Our findings confirm that Haralick texture features derived from high-field, T2-weighted axial images are effective in differentiating cancerous from non-suspicious prostate tissues. More importantly, we discovered that the discriminatory power of these features extends successfully to low-field MRI, which suggests that Haralick texture analysis could be a reliable tool for cancer detection in lower-field systems. This result highlights the robustness of Haralick texture features and demonstrates that despite the typically lower image quality of low-field MRI, these features remain effective in distinguishing between tissue types.
Furthermore, we observed a high degree of concordance between the two methods of computing Haralick texture features on both high- and low-field MRI. This consistency in feature extraction was evident across the small cohort of patients tested in this feasibility study, which reinforced our confidence in the applicability of these methods to both high-field and low-field settings.
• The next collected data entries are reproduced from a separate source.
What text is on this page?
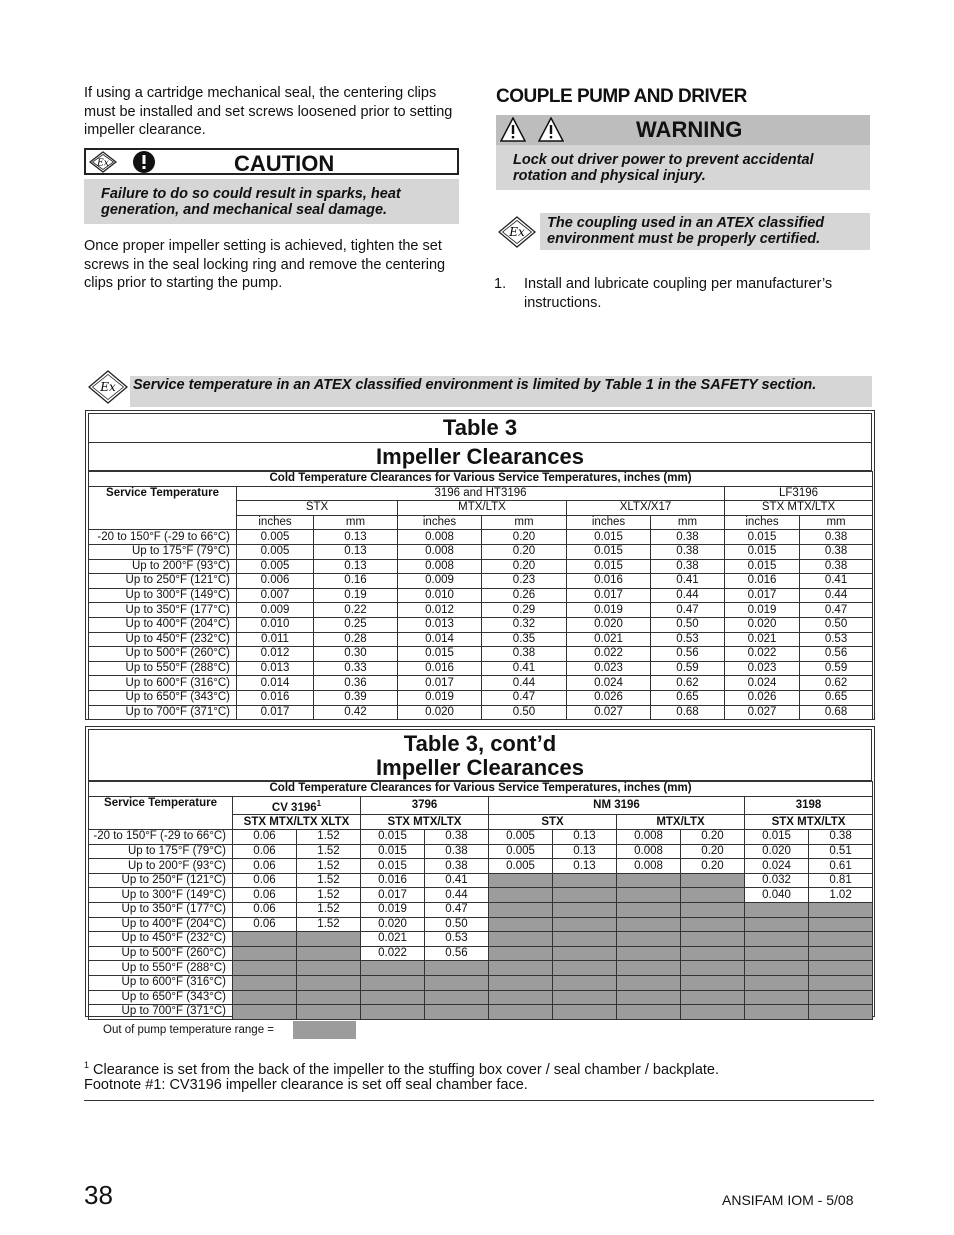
If using a cartridge mechanical seal, the centering clips must be installed and set screws loosened prior to setting impeller clearance.

Ex	CAUTION
Failure to do so could result in sparks, heat generation, and mechanical seal damage.

Once proper impeller setting is achieved, tighten the set screws in the seal locking ring and remove the centering clips prior to starting the pump.

COUPLE PUMP AND DRIVER
WARNING
Lock out driver power to prevent accidental rotation and physical injury.
Ex
The coupling used in an ATEX classified environment must be properly certified.
1. Install and lubricate coupling per manufacturer’s instructions.

Ex Service temperature in an ATEX classified environment is limited by Table 1 in the SAFETY section.
Table 3
Impeller Clearances
Cold Temperature Clearances for Various Service Temperatures, inches (mm)								
Service Temperature	3196 and HT3196						LF3196	
	STX		MTX/LTX		XLTX/X17		STX MTX/LTX	
	inches	mm	inches	mm	inches	mm	inches	mm
-20 to 150°F (-29 to 66°C)	0.005	0.13	0.008	0.20	0.015	0.38	0.015	0.38
Up to 175°F (79°C)	0.005	0.13	0.008	0.20	0.015	0.38	0.015	0.38
Up to 200°F (93°C)	0.005	0.13	0.008	0.20	0.015	0.38	0.015	0.38
Up to 250°F (121°C)	0.006	0.16	0.009	0.23	0.016	0.41	0.016	0.41
Up to 300°F (149°C)	0.007	0.19	0.010	0.26	0.017	0.44	0.017	0.44
Up to 350°F (177°C)	0.009	0.22	0.012	0.29	0.019	0.47	0.019	0.47
Up to 400°F (204°C)	0.010	0.25	0.013	0.32	0.020	0.50	0.020	0.50
Up to 450°F (232°C)	0.011	0.28	0.014	0.35	0.021	0.53	0.021	0.53
Up to 500°F (260°C)	0.012	0.30	0.015	0.38	0.022	0.56	0.022	0.56
Up to 550°F (288°C)	0.013	0.33	0.016	0.41	0.023	0.59	0.023	0.59
Up to 600°F (316°C)	0.014	0.36	0.017	0.44	0.024	0.62	0.024	0.62
Up to 650°F (343°C)	0.016	0.39	0.019	0.47	0.026	0.65	0.026	0.65
Up to 700°F (371°C)	0.017	0.42	0.020	0.50	0.027	0.68	0.027	0.68
Table 3, cont’d
Impeller Clearances
Cold Temperature Clearances for Various Service Temperatures, inches (mm)										
Service Temperature	CV 3196$^1$		3796		NM 3196				3198	
	STX MTX/LTX XLTX		STX MTX/LTX		STX		MTX/LTX		STX MTX/LTX	
-20 to 150°F (-29 to 66°C)	0.06	1.52	0.015	0.38	0.005	0.13	0.008	0.20	0.015	0.38
Up to 175°F (79°C)	0.06	1.52	0.015	0.38	0.005	0.13	0.008	0.20	0.020	0.51
Up to 200°F (93°C)	0.06	1.52	0.015	0.38	0.005	0.13	0.008	0.20	0.024	0.61
Up to 250°F (121°C)	0.06	1.52	0.016	0.41					0.032	0.81
Up to 300°F (149°C)	0.06	1.52	0.017	0.44					0.040	1.02
Up to 350°F (177°C)	0.06	1.52	0.019	0.47						
Up to 400°F (204°C)	0.06	1.52	0.020	0.50						
Up to 450°F (232°C)			0.021	0.53						
Up to 500°F (260°C)			0.022	0.56						
Up to 550°F (288°C)										
Up to 600°F (316°C)										
Up to 650°F (343°C)										
Up to 700°F (371°C)										
Out of pump temperature range =
$^1$ Clearance is set from the back of the impeller to the stuffing box cover / seal chamber / backplate.
Footnote #1: CV3196 impeller clearance is set off seal chamber face.
38	ANSIFAM IOM - 5/08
Despite the limited cohort, we were able to perform meaningful statistical analyses to successfully address the primary objective of this study: to assess the initial feasibility of Haralick texture analysis in differentiating cancerous from non-suspicious ROIs on low-field MRI. One limitation is that our datasets were quantified on clinically significant cancers (Gleason score of 4+3). Further analysis will need to be performed to test sensitivity to lower grade cancers. Additionally, the use of biopsy samples rather than whole-mount prostatectomy specimens for pathological validation introduces a potential source of variability, as biopsy samples may not fully represent the entire tumor or surrounding tissue. Consequently, the non-suspicious regions selected lacked corresponding pathological confirmation. These selection of non-suspicious regions were selected based on visual identification from high-field T2-weighted MRI, which, despite efforts to minimize bias, could still be influenced by the subjective nature of image interpretation. To mitigate this potential bias, we incorporated diffusion-weighted imaging (DWI) as an additional tool to support the region selection process. The predictive power of the Haralick features, as demonstrated in this study, will be further investigated as more data are collected. Larger, more diverse datasets will help validate the robustness of these features across different patient populations and enhance the generalizability of our findings. In future work, we will also explore the potential for integrating Haralick texture features with other imaging biomarkers to enhance the accuracy of prostate cancer detection in low-field MRI.